The sculpture dimensions are 12 feet by 6 feet by 20-feet-tall.

Kanako Kamiyama says the creation of this large steel sculpture was inspired by a baseball player named Wally Moon who, in the 1950s, learned to hit the ball over a tall screen covering the bleachers at the Dodgers’ home stadium in Los Angeles.

“He was able to hit these homers regularly enough that they became known as ‘Moon shots,’ ” she says. “The artist welcomes visitors and sports aficionados to hit a ball out of the park from home plate for their own chance of a ‘moon shot.’ ”

Davis builds large kinetic metal sculptures, often incorporating into them old classic trucks that he rescues from car gardens and junkyards.

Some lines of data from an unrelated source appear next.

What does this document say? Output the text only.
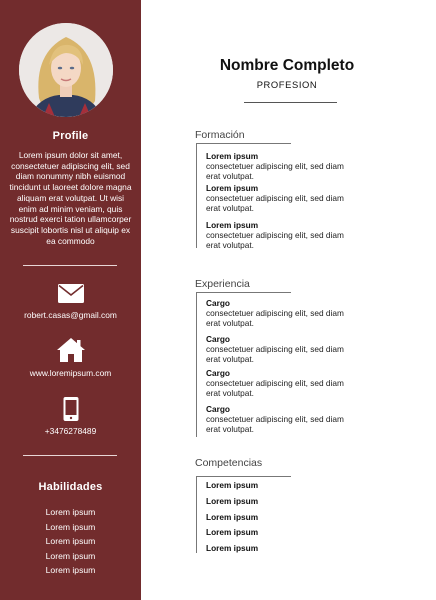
Profile
Lorem ipsum dolor sit amet, consectetuer adipiscing elit, sed diam nonummy nibh euismod tincidunt ut laoreet dolore magna aliquam erat volutpat. Ut wisi enim ad minim veniam, quis nostrud exerci tation ullamcorper suscipit lobortis nisl ut aliquip ex ea commodo
robert.casas@gmail.com
www.loremipsum.com
+3476278489
Habilidades
Lorem ipsum
Lorem ipsum
Lorem ipsum
Lorem ipsum
Lorem ipsum
Nombre Completo
PROFESION
Formación
Lorem ipsum
consectetuer adipiscing elit, sed diam
erat volutpat.
Lorem ipsum
consectetuer adipiscing elit, sed diam
erat volutpat.
Lorem ipsum
consectetuer adipiscing elit, sed diam
erat volutpat.
Experiencia
Cargo
consectetuer adipiscing elit, sed diam
erat volutpat.
Cargo
consectetuer adipiscing elit, sed diam
erat volutpat.
Cargo
consectetuer adipiscing elit, sed diam
erat volutpat.
Cargo
consectetuer adipiscing elit, sed diam
erat volutpat.
Competencias
Lorem ipsum
Lorem ipsum
Lorem ipsum
Lorem ipsum
Lorem ipsum
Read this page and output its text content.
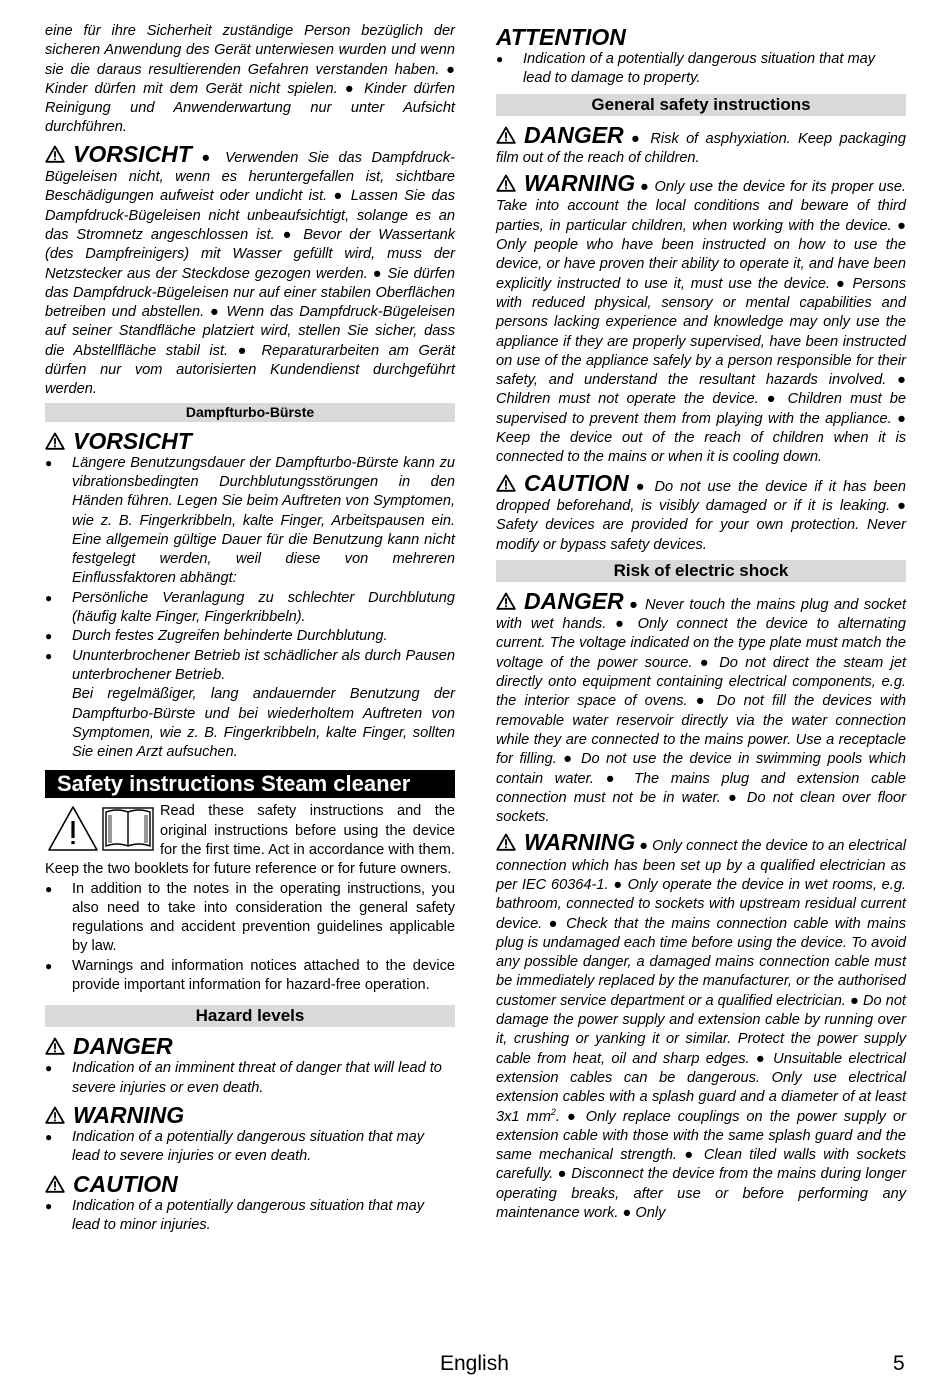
eine für ihre Sicherheit zuständige Person bezüglich der sicheren Anwendung des Gerät unterwiesen wurden und wenn sie die daraus resultierenden Gefahren verstanden haben. ● Kinder dürfen mit dem Gerät nicht spielen. ● Kinder dürfen Reinigung und Anwenderwartung nur unter Aufsicht durchführen.

VORSICHT ● Verwenden Sie das Dampfdruck-Bügeleisen nicht, wenn es heruntergefallen ist, sichtbare Beschädigungen aufweist oder undicht ist. ● Lassen Sie das Dampfdruck-Bügeleisen nicht unbeaufsichtigt, solange es an das Stromnetz angeschlossen ist. ● Bevor der Wassertank (des Dampfreinigers) mit Wasser gefüllt wird, muss der Netzstecker aus der Steckdose gezogen werden. ● Sie dürfen das Dampfdruck-Bügeleisen nur auf einer stabilen Oberflächen betreiben und abstellen. ● Wenn das Dampfdruck-Bügeleisen auf seiner Standfläche platziert wird, stellen Sie sicher, dass die Abstellfläche stabil ist. ● Reparaturarbeiten am Gerät dürfen nur vom autorisierten Kundendienst durchgeführt werden.

Dampfturbo-Bürste
VORSICHT
● Längere Benutzungsdauer der Dampfturbo-Bürste kann zu vibrationsbedingten Durchblutungsstörungen in den Händen führen. Legen Sie beim Auftreten von Symptomen, wie z. B. Fingerkribbeln, kalte Finger, Arbeitspausen ein. Eine allgemein gültige Dauer für die Benutzung kann nicht festgelegt werden, weil diese von mehreren Einflussfaktoren abhängt:
● Persönliche Veranlagung zu schlechter Durchblutung (häufig kalte Finger, Fingerkribbeln).
● Durch festes Zugreifen behinderte Durchblutung.
● Ununterbrochener Betrieb ist schädlicher als durch Pausen unterbrochener Betrieb.

Bei regelmäßiger, lang andauernder Benutzung der Dampfturbo-Bürste und bei wiederholtem Auftreten von Symptomen, wie z. B. Fingerkribbeln, kalte Finger, sollten Sie einen Arzt aufsuchen.

Safety instructions Steam cleaner
Read these safety instructions and the original instructions before using the device for the first time. Act in accordance with them. Keep the two booklets for future reference or for future owners.
● In addition to the notes in the operating instructions, you also need to take into consideration the general safety regulations and accident prevention guidelines applicable by law.
● Warnings and information notices attached to the device provide important information for hazard-free operation.
Hazard levels
DANGER
● Indication of an imminent threat of danger that will lead to severe injuries or even death.
WARNING
● Indication of a potentially dangerous situation that may lead to severe injuries or even death.
CAUTION
● Indication of a potentially dangerous situation that may lead to minor injuries.
ATTENTION
● Indication of a potentially dangerous situation that may lead to damage to property.
General safety instructions

DANGER ● Risk of asphyxiation. Keep packaging film out of the reach of children.

WARNING ● Only use the device for its proper use. Take into account the local conditions and beware of third parties, in particular children, when working with the device. ● Only people who have been instructed on how to use the device, or have proven their ability to operate it, and have been explicitly instructed to use it, must use the device. ● Persons with reduced physical, sensory or mental capabilities and persons lacking experience and knowledge may only use the appliance if they are properly supervised, have been instructed on use of the appliance safely by a person responsible for their safety, and understand the resultant hazards involved. ● Children must not operate the device. ● Children must be supervised to prevent them from playing with the appliance. ● Keep the device out of the reach of children when it is connected to the mains or when it is cooling down.

CAUTION ● Do not use the device if it has been dropped beforehand, is visibly damaged or if it is leaking. ● Safety devices are provided for your own protection. Never modify or bypass safety devices.

Risk of electric shock

DANGER ● Never touch the mains plug and socket with wet hands. ● Only connect the device to alternating current. The voltage indicated on the type plate must match the voltage of the power source. ● Do not direct the steam jet directly onto equipment containing electrical components, e.g. the interior space of ovens. ● Do not fill the devices with removable water reservoir directly via the water connection while they are connected to the mains power. Use a receptacle for filling. ● Do not use the device in swimming pools which contain water. ● The mains plug and extension cable connection must not be in water. ● Do not clean over floor sockets.

WARNING ● Only connect the device to an electrical connection which has been set up by a qualified electrician as per IEC 60364-1. ● Only operate the device in wet rooms, e.g. bathroom, connected to sockets with upstream residual current device. ● Check that the mains connection cable with mains plug is undamaged each time before using the device. To avoid any possible danger, a damaged mains connection cable must be immediately replaced by the manufacturer, or the authorised customer service department or a qualified electrician. ● Do not damage the power supply and extension cable by running over it, crushing or yanking it or similar. Protect the power supply cable from heat, oil and sharp edges. ● Unsuitable electrical extension cables can be dangerous. Only use electrical extension cables with a splash guard and a diameter of at least 3x1 $mm^2$. ● Only replace couplings on the power supply or extension cable with those with the same splash guard and the same mechanical strength. ● Clean tiled walls with sockets carefully. ● Disconnect the device from the mains during longer operating breaks, after use or before performing any maintenance work. ● Only

English	5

5. “Steeling Shadows,” 2022, by Sophia Van Luchene

“Steeling Shadows,” 2022, by Sophia Van Luchene. (Courtesy of Santa Fe Arts and Culture Department)

Van Luchene may be the youngest of the bunch of artists on this list.

She is a sophomore at the New Mexico School for the Arts, where she specializes in visual arts and creative writing.

“Steeling Shadows” is located at the Santa Fe Community Convention Center, 201 W. Marcy St. The artwork is made of stainless steel tubing, cables and paint.

According to Kanako Kamiyama, “Steeling Shadows” started as a small light and space study for a class project and grew into something larger in scale for the community to experience.

“Three overlapping stainless steel loops hold colored cables that steal light to make playful shadows day and night,” she says. “Sculpture and light interconnect as one. The cable’s primary colors evoke our New Mexico earth, sky and chamisa plant.”